Post by account_disabled on Feb 18, 2024 2:08:15 GMT -5
Hungary slammed the door on 50 billion euros ( $55 billion) in European Union aid to Ukraine on Thursday night, just hours after a deal was reached to start talks on Kiev's EU accession. . "Night shift summary: veto on extra money for Ukraine ," said Hungarian Prime Minister and Russia's biggest ally in the EU, Viktor Orban, at the summit of European leaders in Brussels, which ends this Friday. The Ukrainian president, Volodmir Zelenski, and Orban crossed paths in Buenos Aires during the inauguration of Javier Milie and there was much speculation about what they had discussed in a brief and tense dialogue, on the eve of the announced Hungarian veto of Ukrainian aid.
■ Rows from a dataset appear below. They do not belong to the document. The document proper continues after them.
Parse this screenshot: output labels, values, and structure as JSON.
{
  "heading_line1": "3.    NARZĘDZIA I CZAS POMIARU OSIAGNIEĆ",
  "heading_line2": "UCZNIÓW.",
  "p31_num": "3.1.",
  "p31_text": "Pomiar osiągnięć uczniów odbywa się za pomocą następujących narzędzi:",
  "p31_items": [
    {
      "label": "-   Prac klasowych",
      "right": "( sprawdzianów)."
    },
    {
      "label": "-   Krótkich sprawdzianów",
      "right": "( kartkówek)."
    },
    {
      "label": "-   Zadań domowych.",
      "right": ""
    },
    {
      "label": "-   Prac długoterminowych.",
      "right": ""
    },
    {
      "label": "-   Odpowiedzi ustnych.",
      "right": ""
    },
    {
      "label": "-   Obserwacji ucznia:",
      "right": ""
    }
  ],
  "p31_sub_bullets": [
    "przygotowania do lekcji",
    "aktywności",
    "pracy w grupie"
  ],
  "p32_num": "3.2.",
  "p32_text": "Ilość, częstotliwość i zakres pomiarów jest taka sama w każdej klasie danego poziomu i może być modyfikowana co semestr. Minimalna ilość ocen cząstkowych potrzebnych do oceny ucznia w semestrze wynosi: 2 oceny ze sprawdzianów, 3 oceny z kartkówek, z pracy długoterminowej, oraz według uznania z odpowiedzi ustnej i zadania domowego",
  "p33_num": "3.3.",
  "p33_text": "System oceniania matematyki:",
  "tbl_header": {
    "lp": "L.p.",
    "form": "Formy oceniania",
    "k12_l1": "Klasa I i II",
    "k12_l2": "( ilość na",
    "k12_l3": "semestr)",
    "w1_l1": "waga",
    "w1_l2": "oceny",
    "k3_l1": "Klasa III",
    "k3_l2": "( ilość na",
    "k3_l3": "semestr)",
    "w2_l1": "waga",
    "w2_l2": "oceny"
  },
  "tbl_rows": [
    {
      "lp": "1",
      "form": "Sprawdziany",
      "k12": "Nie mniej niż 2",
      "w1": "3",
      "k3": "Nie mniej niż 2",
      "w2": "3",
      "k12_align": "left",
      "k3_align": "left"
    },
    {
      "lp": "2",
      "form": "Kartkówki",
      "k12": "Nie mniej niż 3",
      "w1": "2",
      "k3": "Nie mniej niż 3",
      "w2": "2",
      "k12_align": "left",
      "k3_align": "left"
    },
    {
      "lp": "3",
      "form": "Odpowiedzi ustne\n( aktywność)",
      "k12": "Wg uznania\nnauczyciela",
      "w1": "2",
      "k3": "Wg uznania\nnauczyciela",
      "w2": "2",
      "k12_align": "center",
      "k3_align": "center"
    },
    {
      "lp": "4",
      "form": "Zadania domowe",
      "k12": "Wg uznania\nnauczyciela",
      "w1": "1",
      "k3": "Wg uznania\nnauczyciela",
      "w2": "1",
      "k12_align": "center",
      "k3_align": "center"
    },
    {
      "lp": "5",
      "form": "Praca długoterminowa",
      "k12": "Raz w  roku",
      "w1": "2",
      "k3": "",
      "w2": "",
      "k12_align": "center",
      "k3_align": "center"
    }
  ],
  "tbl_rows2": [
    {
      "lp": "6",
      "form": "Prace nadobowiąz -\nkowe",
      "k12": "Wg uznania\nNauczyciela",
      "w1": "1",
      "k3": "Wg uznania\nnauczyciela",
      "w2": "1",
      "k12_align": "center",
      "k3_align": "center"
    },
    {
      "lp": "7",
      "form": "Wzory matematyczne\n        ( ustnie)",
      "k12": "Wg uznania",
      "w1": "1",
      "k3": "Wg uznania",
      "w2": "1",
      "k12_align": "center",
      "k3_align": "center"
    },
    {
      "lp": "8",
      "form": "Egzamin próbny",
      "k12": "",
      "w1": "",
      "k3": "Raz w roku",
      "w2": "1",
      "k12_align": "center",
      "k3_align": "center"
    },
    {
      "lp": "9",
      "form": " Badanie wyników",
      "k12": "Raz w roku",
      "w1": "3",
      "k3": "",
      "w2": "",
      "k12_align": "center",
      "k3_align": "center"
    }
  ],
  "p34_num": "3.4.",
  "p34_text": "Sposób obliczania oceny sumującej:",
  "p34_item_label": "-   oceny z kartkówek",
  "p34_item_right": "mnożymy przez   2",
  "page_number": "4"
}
The blockade in Brussels made it clear that both Europe Mobile Number List leaders did not make peace. Now, the summit reached a political agreement (not yet legal) to bypass the Hungarian veto and continue helping Ukraine financially and with weapons. After four in the morning, the president of the European Council, the Belgian liberal Charles Michel, announced that he had reached an agreement at 10 p.m. Hungary was left out. Video Nobody knows what was said, but there were tense faces between the president of Ukraine and his worst enemy within the European Union, the Hungarian leader.
Thus, the European Union will provide 50 billion euros in the coming years in the form of macro-financial aid to keep the Ukrainian economy afloat and for Kiev to begin negotiating its accession to the European Union. The legal decision will be made at an extraordinary European summit to be held at the end of January, because several prime ministers need permission from their parliaments to commit. The solution could come in two ways. The 26 willing could create a financial instrument (in practice, a private fund probably based in Luxembourg) that would channel this financial aid (one third would be non-refundable transfers and two thirds would be loans at almost zero rates.